• Stellantis has been forced to pull a series of adverts claiming its vehicles are ‘built’ in the US.
  • Truth in Advertising argued the ads concealed the fact that many build parts are imported.
  • The ads have been withdrawn so they can be modified to better reflect the true build status.

In an era when “Made in America” claims are under sharper scrutiny than ever, automakers boasting about their domestic roots might want to double-check the fine print. Only days after Donald Trump’s top trade adviser, Peter Navarro, got publicly dunked on by Elon Musk for calling Tesla a mere car “assembler,” Stellantis is now walking back its own red-white-and-blue rhetoric.
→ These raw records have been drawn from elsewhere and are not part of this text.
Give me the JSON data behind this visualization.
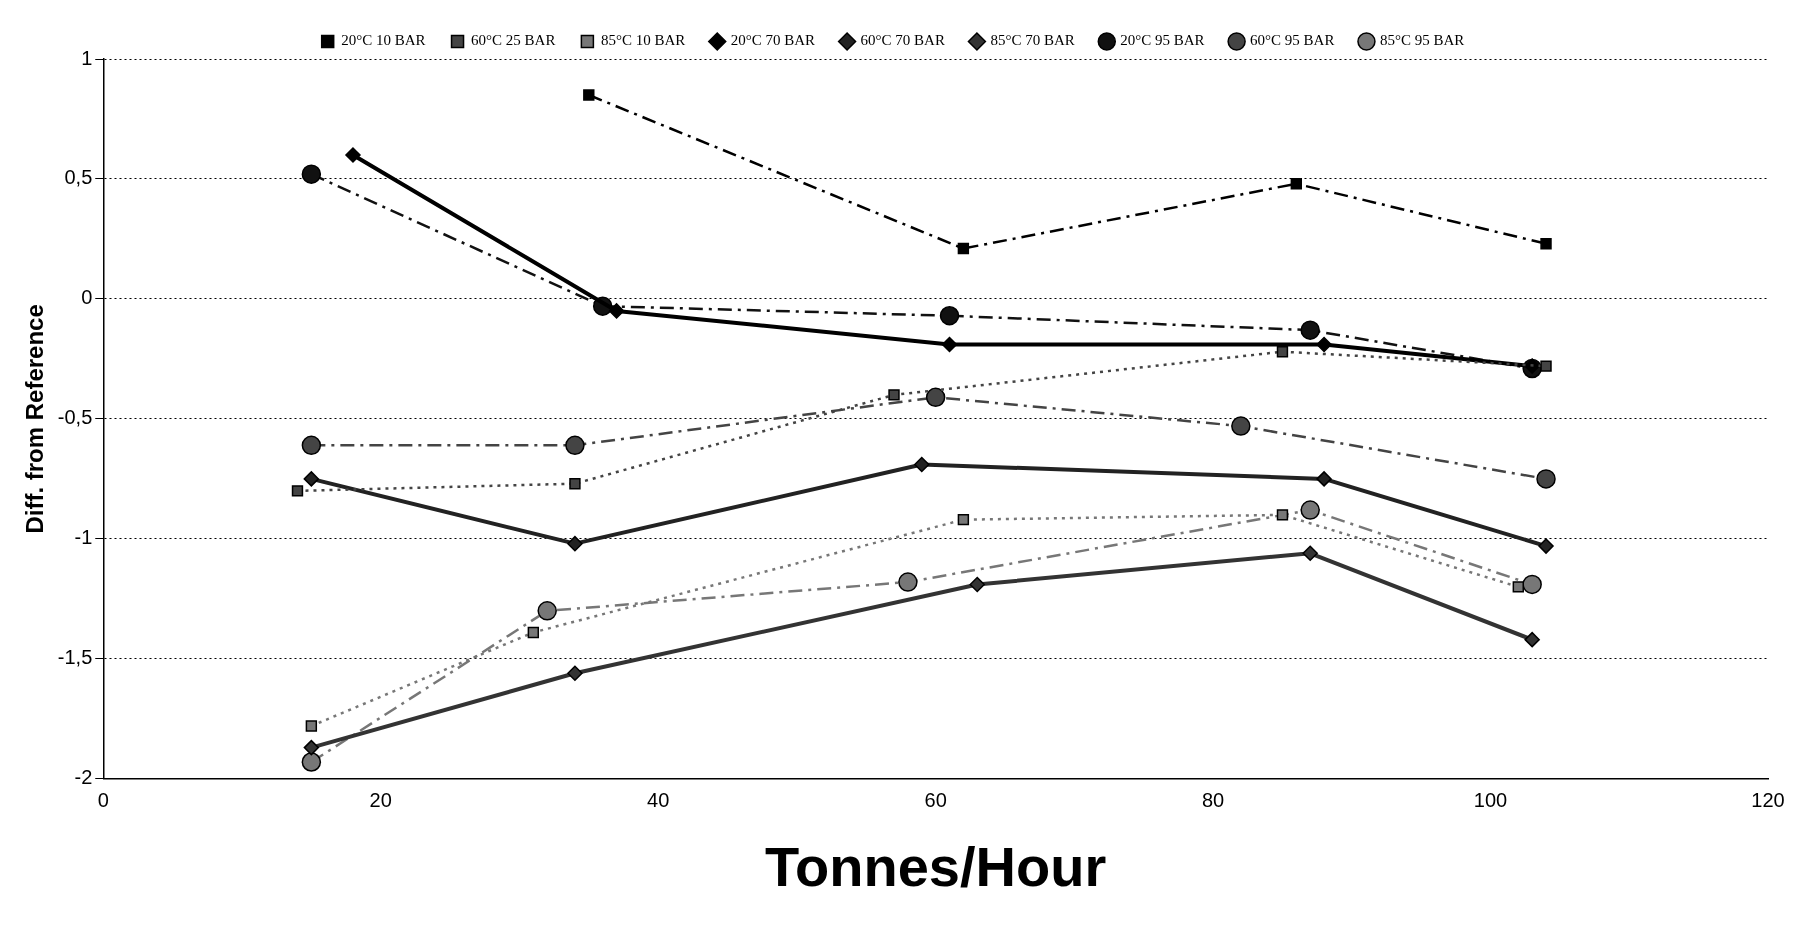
{
  "chart_data": {
    "type": "line",
    "xlabel": "Tonnes/Hour",
    "ylabel": "Diff. from Reference",
    "xlim": [
      0,
      120
    ],
    "xticks": [
      0,
      20,
      40,
      60,
      80,
      100,
      120
    ],
    "ylim": [
      -2,
      1
    ],
    "yticks": [
      {
        "value": -2,
        "label": "-2"
      },
      {
        "value": -1.5,
        "label": "-1,5"
      },
      {
        "value": -1,
        "label": "-1"
      },
      {
        "value": -0.5,
        "label": "-0,5"
      },
      {
        "value": 0,
        "label": "0"
      },
      {
        "value": 0.5,
        "label": "0,5"
      },
      {
        "value": 1,
        "label": "1"
      }
    ],
    "grid": "y",
    "legend": "top",
    "series": [
      {
        "name": "20°C 10 BAR",
        "color": "#000000",
        "marker": "square",
        "line_style": "dashed",
        "x": [
          35,
          62,
          86,
          104
        ],
        "values": [
          0.85,
          0.21,
          0.48,
          0.23
        ]
      },
      {
        "name": "60°C 25 BAR",
        "color": "#444444",
        "marker": "square",
        "line_style": "dotted",
        "x": [
          14,
          34,
          57,
          85,
          104
        ],
        "values": [
          -0.8,
          -0.77,
          -0.4,
          -0.22,
          -0.28
        ]
      },
      {
        "name": "85°C 10 BAR",
        "color": "#777777",
        "marker": "square",
        "line_style": "dotted",
        "x": [
          15,
          31,
          62,
          85,
          102
        ],
        "values": [
          -1.78,
          -1.39,
          -0.92,
          -0.9,
          -1.2
        ]
      },
      {
        "name": "20°C 70 BAR",
        "color": "#000000",
        "marker": "diamond",
        "line_style": "solid",
        "x": [
          18,
          37,
          61,
          88,
          103
        ],
        "values": [
          0.6,
          -0.05,
          -0.19,
          -0.19,
          -0.28
        ]
      },
      {
        "name": "60°C 70 BAR",
        "color": "#222222",
        "marker": "diamond",
        "line_style": "solid",
        "x": [
          15,
          34,
          59,
          88,
          104
        ],
        "values": [
          -0.75,
          -1.02,
          -0.69,
          -0.75,
          -1.03
        ]
      },
      {
        "name": "85°C 70 BAR",
        "color": "#333333",
        "marker": "diamond",
        "line_style": "solid",
        "x": [
          15,
          34,
          63,
          87,
          103
        ],
        "values": [
          -1.87,
          -1.56,
          -1.19,
          -1.06,
          -1.42
        ]
      },
      {
        "name": "20°C 95 BAR",
        "color": "#111111",
        "marker": "circle",
        "line_style": "dashed",
        "x": [
          15,
          36,
          61,
          87,
          103
        ],
        "values": [
          0.52,
          -0.03,
          -0.07,
          -0.13,
          -0.29
        ]
      },
      {
        "name": "60°C 95 BAR",
        "color": "#444444",
        "marker": "circle",
        "line_style": "dashed",
        "x": [
          15,
          34,
          60,
          82,
          104
        ],
        "values": [
          -0.61,
          -0.61,
          -0.41,
          -0.53,
          -0.75
        ]
      },
      {
        "name": "85°C 95 BAR",
        "color": "#777777",
        "marker": "circle",
        "line_style": "dashed",
        "x": [
          15,
          32,
          58,
          87,
          103
        ],
        "values": [
          -1.93,
          -1.3,
          -1.18,
          -0.88,
          -1.19
        ]
      }
    ]
  }
}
Several of its ads have been pulled following scrutiny over whether its vehicles are quite as American as advertised. Dodge, Ram and Jeep all launched adverts last weekend bragging about their US heritage, a topical theme due to the 25 percent tariff President Trump has placed on imported cars and auto parts.

Related: The Most American-Made Cars Least Affected By Trump’s Sweeping Tariffs

Jeep’s promo reminded us of its hero role in WWII and claimed the company was “America’s most patriotic brand,” and Dodge assured us its cars are built in America. Ram went one further, asserting that its trucks are “built from the ground up in America.”

Many Americans might not have questioned those claims, but Truth in Advertising wasn’t so content to let them slide. The independent watchdog wrote to Stellantis on Tuesday morning arguing that its vehicles aren’t actually “American-made” according to terms laid out by the Federal Trade Commission.

The FTC requires any car that claims to be “made” or “built” in the US to contain “no – or negligible – foreign content,” Truth in Advertising explains. And no Jeep, Dodge or Ram vehicle meets that criteria. Even Tesla’s Model 3, the most American-made car by content, contains 12.5 percent imported parts.

 Stellantis Just Got Called Out For Misleading ‘American Made’ Ads

Stellantis’s American-made vehicles are more accurately American-assembled, the watchdog argues, using parts shipped in from countries across the globe. While many components are sourced in the US, others might come from Mexico, Canada, Asia or Europe.

“Stellantis has every right to boast of its brands’ assembly plants in the United States that create American jobs and strengthen the US economy, but it cannot illegally embellish the amount of manufacturing that takes place domestically,” Truth in Advertising wrote in its letter to the automaker.

“Such deception is especially harmful when, as here, it is disseminated during a particularly vulnerable time for US consumers shopping for cars.”

TIA’s letter dropped into Stellantis’s mailbox on Tuesday morning and by that afternoon the YouTube ads had been taken down so they can be modified to make the vehicles’ origins clearer, though the original commercials were still being aired on TV the following day.